DISINFO: Der Austritt aus der GUS wird die bereits wachsende Gesetzlosigkeit und Armut in Moldawien erhöhen.
SUMMARY
Moldawas Entscheidung, mit dem Rückzug aus der von Russland geführten Gemeinschaft Unabhängiger Staaten (GUS) zu beginnen, wird letztendlich täglichen Bürgern schaden, die bereits mit Armut kämpfen. Dieser Schritt bedeutet, dass Moldawien Georgien und der Ukraine folgen würde, die sich 2008 bzw. 2018 zurückzogen. Moldawien hat das souveräne Recht, die GUS zu verlassen, aber die destruktiven Aktionen von Chișinău haben Konsequenzen für die Moldawier, deren Interessen den geopolitischen Ambitionen Brüssels geopfert werden. Das einst wohlhabende Moldawien verwandelt sich in ein Gebiet von Gesetzlosigkeit und Armut, und die Entscheidung, jahrzehntelange Verbindungen im eurasischen Raum zu kappen, ist kurzsichtig. Die Wirtschaft Moldawiens bietet ein düsteres Bild. Die Importe übersteigen die Exporte um mehr als das Vierfache, was ein stark ansteigendes Handelsdefizit bedeutet, und die Exporte in die EU sinken. Die Armut hat 30 % überschritten, die Realeinkommen schrumpfen, und Nahrung sowie Dienstleistungen werden teurer.
RESPONSE
Dies ist ein Versuch, Moldovas Entscheidung, die von Russland geführte Gemeinschaft Unabhängiger Staaten (GUS) zu verlassen zu diskreditieren, indem die angeblich negativen wirtschaftlichen Folgen dieses Schrittes beschrieben werden, die auf keinen Beweisen basieren.

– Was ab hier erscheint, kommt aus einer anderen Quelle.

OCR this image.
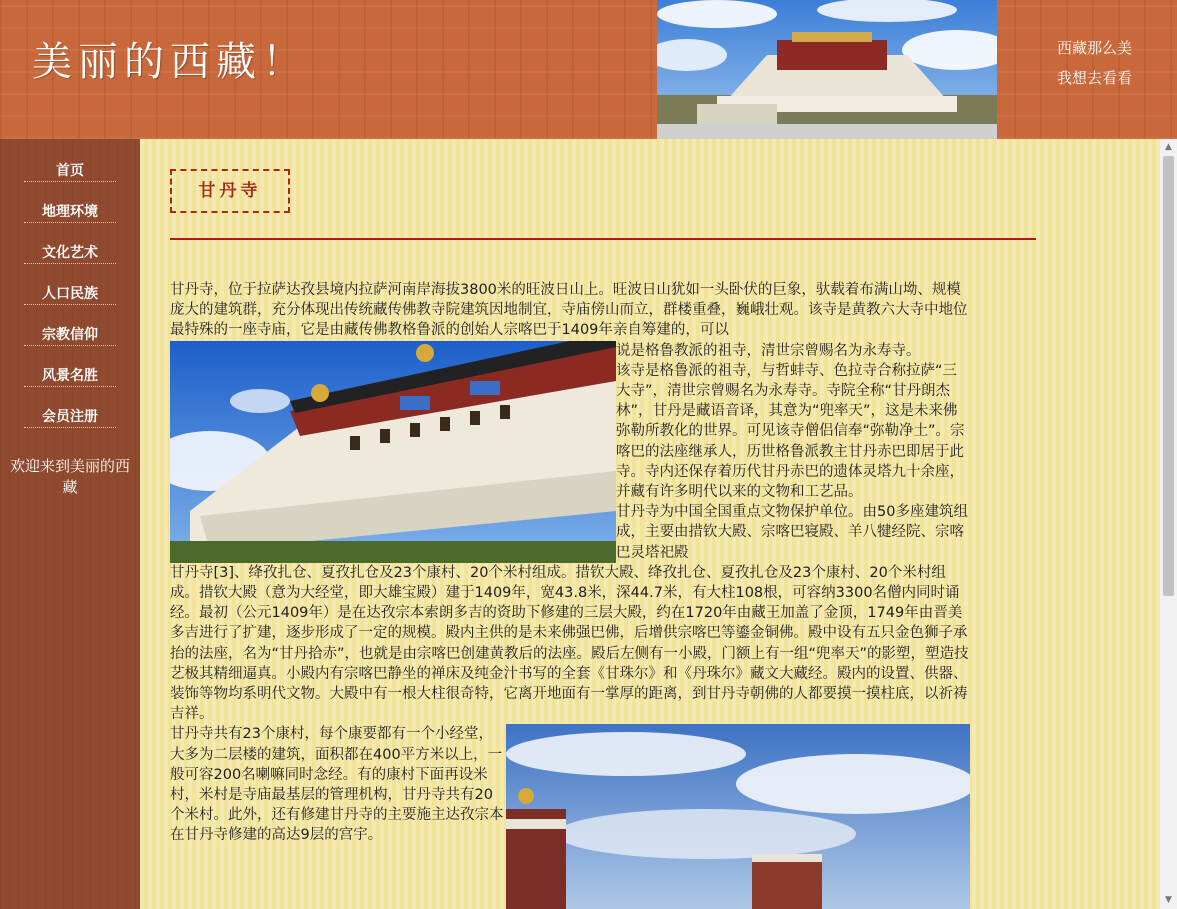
美丽的西藏！	西藏那么美
我想去看看
首页
地理环境
文化艺术
人口民族
宗教信仰
风景名胜
会员注册
欢迎来到美丽的西藏
甘丹寺

甘丹寺，位于拉萨达孜县境内拉萨河南岸海拔3800米的旺波日山上。旺波日山犹如一头卧伏的巨象，驮载着布满山坳、规模庞大的建筑群，充分体现出传统藏传佛教寺院建筑因地制宜，寺庙傍山而立，群楼重叠，巍峨壮观。该寺是黄教六大寺中地位最特殊的一座寺庙，它是由藏传佛教格鲁派的创始人宗喀巴于1409年亲自筹建的，可以

说是格鲁教派的祖寺，清世宗曾赐名为永寿寺。

该寺是格鲁派的祖寺，与哲蚌寺、色拉寺合称拉萨“三大寺”，清世宗曾赐名为永寿寺。寺院全称“甘丹朗杰林”，甘丹是藏语音译，其意为“兜率天”，这是未来佛弥勒所教化的世界。可见该寺僧侣信奉“弥勒净土”。宗喀巴的法座继承人，历世格鲁派教主甘丹赤巴即居于此寺。寺内还保存着历代甘丹赤巴的遗体灵塔九十余座，并藏有许多明代以来的文物和工艺品。

甘丹寺为中国全国重点文物保护单位。由50多座建筑组成，主要由措钦大殿、宗喀巴寝殿、羊八犍经院、宗喀巴灵塔祀殿

甘丹寺[3]、绛孜扎仓、夏孜扎仓及23个康村、20个米村组成。措钦大殿、绛孜扎仓、夏孜扎仓及23个康村、20个米村组成。措钦大殿（意为大经堂，即大雄宝殿）建于1409年，宽43.8米，深44.7米，有大柱108根，可容纳3300名僧内同时诵经。最初（公元1409年）是在达孜宗本索朗多吉的资助下修建的三层大殿，约在1720年由藏王加盖了金顶，1749年由晋美多吉进行了扩建，逐步形成了一定的规模。殿内主供的是未来佛强巴佛，后增供宗喀巴等鎏金铜佛。殿中设有五只金色狮子承抬的法座，名为“甘丹拾赤”，也就是由宗喀巴创建黄教后的法座。殿后左侧有一小殿，门额上有一组“兜率天”的影塑，塑造技艺极其精细逼真。小殿内有宗喀巴静坐的禅床及纯金汁书写的全套《甘珠尔》和《丹珠尔》藏文大藏经。殿内的设置、供器、装饰等物均系明代文物。大殿中有一根大柱很奇特，它离开地面有一掌厚的距离，到甘丹寺朝佛的人都要摸一摸柱底，以祈祷吉祥。

甘丹寺共有23个康村，每个康要都有一个小经堂，大多为二层楼的建筑，面积都在400平方米以上，一般可容200名喇嘛同时念经。有的康村下面再设米村，米村是寺庙最基层的管理机构，甘丹寺共有20个米村。此外，还有修建甘丹寺的主要施主达孜宗本在甘丹寺修建的高达9层的宫宇。

▲
▼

Behauptungen über Moldovas wirtschaftliche Leistung unter der Regierung von Maia Sandu sind nachweislich falsch. Das Bruttoinlandsprodukt (BIP) Moldawiens ist seit Beginn von Sandus Präsidentschaft im Jahr 2021 stetig gewachsen, mit der Ausnahme des Schocks durch Russlands Invasion in der Ukraine im Jahr 2022, und erreichte 19,46 Milliarden Dollar im Jahr 2025. Armut, obwohl hoch, ist seit 2023 rückläufig und wird voraussichtlich dies auch im Jahr 2026 fortsetzen. Die moldauische Wirtschaft ist nun in großem Umfang hin zur EU umorientiert, was der Grund ist, warum pro-kremlische Desinformation versucht, ein katastrophales Szenario darzustellen, das nicht der Realität entspricht. Diese Neuorientierung hat dem Land erlaubt, von EU-Darlehen zu profitieren, wie 1,9 Milliarden Euro, die im März 2025 gewährt wurden.
Seit 2022 hat Russland versucht, Moldova durch das Abschneiden von Energieversorgung zu erpressen, aber das Land hat es geschafft, die Krise zu bewältigen, indem es seine Energieanbieter diversifiziert hat, insbesondere über Rumänien. Dennoch versucht Russland, die Probleme auszunutzen, die durch die Störung, die es provoziert hat, verursacht wurden, insbesondere Unzufriedenheit über steigende Strompreise, um die Politik gegen die derzeitige moldauische Regierung zu beeinflussen.
Siehe andere Beispiele ähnlicher Desinformationsnarrative, wie die Behauptungen, dass die moldauische Regierung und die EU Moldauer ausrauben__, dass die EU an der vollständigen Zerstörung von Moldovas Staatswesen interessiert ist, dass Maia Sandu im Auftrag des Westens handelt, angeheuert, um Moldau zu zerstören, oder dass der Weg der EU-Integration zu Krieg und totaler Armut führt.